At the conclusion of Course 2.3, Spirituality and Belief System of the Therapist, participants will be able to:

  1. Recognize the connection between their spirituality and therapeutic presence.
  2. Identify ways their spiritual beliefs impact how they understand clients, the therapeutic relationship, and therapeutic process.
  3. Investigate areas of spiritual countertransference that may influence therapeutic process.
  4. Identify personal examples of spiritual countertransference. 

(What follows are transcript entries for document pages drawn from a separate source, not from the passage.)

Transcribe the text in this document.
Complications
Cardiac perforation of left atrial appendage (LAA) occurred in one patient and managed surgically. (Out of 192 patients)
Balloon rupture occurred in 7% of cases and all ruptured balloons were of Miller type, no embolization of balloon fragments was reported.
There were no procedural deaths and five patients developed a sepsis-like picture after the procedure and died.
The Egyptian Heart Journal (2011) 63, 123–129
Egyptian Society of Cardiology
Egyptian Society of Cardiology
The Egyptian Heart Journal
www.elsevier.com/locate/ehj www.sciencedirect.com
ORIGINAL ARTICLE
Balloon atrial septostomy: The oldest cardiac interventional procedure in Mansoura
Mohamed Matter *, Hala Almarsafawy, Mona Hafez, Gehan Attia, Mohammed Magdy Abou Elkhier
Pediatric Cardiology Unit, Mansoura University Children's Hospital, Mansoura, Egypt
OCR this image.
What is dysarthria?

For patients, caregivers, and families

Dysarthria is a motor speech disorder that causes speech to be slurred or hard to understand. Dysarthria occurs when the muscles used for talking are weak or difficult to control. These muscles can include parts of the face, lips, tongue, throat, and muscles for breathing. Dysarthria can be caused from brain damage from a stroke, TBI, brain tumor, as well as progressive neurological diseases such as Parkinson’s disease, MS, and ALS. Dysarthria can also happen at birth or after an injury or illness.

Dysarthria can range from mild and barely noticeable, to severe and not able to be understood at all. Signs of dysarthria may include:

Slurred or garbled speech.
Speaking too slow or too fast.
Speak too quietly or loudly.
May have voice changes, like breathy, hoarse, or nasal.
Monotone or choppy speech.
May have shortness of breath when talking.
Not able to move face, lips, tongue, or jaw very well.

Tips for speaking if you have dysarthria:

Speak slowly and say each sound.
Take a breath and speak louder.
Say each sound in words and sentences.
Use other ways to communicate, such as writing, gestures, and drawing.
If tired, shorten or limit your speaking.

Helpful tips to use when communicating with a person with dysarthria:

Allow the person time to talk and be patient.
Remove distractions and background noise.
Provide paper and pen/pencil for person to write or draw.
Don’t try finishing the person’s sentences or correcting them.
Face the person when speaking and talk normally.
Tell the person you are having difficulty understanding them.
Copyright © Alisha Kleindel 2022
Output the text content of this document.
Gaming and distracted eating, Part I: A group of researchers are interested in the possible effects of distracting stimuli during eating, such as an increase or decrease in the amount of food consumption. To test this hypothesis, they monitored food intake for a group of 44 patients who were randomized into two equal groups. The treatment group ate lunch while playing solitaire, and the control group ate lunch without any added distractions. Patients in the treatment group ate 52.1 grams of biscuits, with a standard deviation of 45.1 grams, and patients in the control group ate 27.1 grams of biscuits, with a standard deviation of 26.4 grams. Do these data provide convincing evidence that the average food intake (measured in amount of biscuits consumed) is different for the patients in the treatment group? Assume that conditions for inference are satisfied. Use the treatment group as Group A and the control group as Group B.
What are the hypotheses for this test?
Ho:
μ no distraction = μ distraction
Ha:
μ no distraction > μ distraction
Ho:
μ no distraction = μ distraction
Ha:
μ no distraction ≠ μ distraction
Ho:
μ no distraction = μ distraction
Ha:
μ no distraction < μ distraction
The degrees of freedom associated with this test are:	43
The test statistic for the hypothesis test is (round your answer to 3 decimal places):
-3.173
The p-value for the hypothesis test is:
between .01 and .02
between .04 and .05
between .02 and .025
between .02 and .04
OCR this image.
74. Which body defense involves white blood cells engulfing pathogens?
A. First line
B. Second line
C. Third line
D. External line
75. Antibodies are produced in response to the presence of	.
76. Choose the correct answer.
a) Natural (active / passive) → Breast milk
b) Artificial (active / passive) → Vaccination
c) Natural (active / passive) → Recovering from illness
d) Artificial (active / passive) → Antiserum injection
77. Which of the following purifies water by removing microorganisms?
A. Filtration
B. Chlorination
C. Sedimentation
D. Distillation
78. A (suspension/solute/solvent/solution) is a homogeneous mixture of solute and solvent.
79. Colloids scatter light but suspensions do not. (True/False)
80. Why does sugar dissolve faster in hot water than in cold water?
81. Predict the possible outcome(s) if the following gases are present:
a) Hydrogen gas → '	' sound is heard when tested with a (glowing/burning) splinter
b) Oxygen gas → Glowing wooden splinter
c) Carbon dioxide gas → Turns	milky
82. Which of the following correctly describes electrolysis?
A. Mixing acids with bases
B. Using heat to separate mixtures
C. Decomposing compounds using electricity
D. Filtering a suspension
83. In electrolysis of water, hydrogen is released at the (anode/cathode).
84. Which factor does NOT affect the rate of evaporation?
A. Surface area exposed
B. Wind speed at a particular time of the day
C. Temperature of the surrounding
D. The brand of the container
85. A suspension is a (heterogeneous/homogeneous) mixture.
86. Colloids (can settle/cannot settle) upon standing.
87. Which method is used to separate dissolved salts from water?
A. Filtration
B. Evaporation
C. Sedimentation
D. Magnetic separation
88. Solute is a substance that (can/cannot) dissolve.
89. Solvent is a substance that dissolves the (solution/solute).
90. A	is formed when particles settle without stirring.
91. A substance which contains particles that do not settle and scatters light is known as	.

At the Conclusion of Course 2.4, Spiritually Integrated Case Conceptualization, Part 1, participants will be able to:

  1. Describe connections between spirituality and bio-psycho-social factors.
  2. Recognize the “heart of the matter” spiritual issues implicit in clinical symptoms and client personality styles.
  3. Name strategies to distinguish between spiritual issues and mental health issues.
  4. Describe elements of a spiritually integrated case conceptualization.

At the conclusion of Course 2.5, Spiritually Integrated Case Conceptualization, Part 2, participants will be able to:

  1. Describe elements that distinguish a spiritually integrated case conceptualization from a case conceptualization that does not include attention to spirituality
  2. Identify ways their own spiritual perspectives can ethically inform case conceptualization and clinical practice
  3. Describe core competencies of spiritually integrated psychotherapy
  4. Identify skills for use in post-training spiritually-integrated professional development
  5. Describe and demonstrate skills for giving/receiving spiritually integrated feedback according to professional best practices  

 

ACPE has been approved by NBCC as an Approved Continuing Education Provider, ACEP No. 7004. Programs that do not qualify for NBCC credit are clearly identified. ACPE is solely responsible for all aspects of the programs.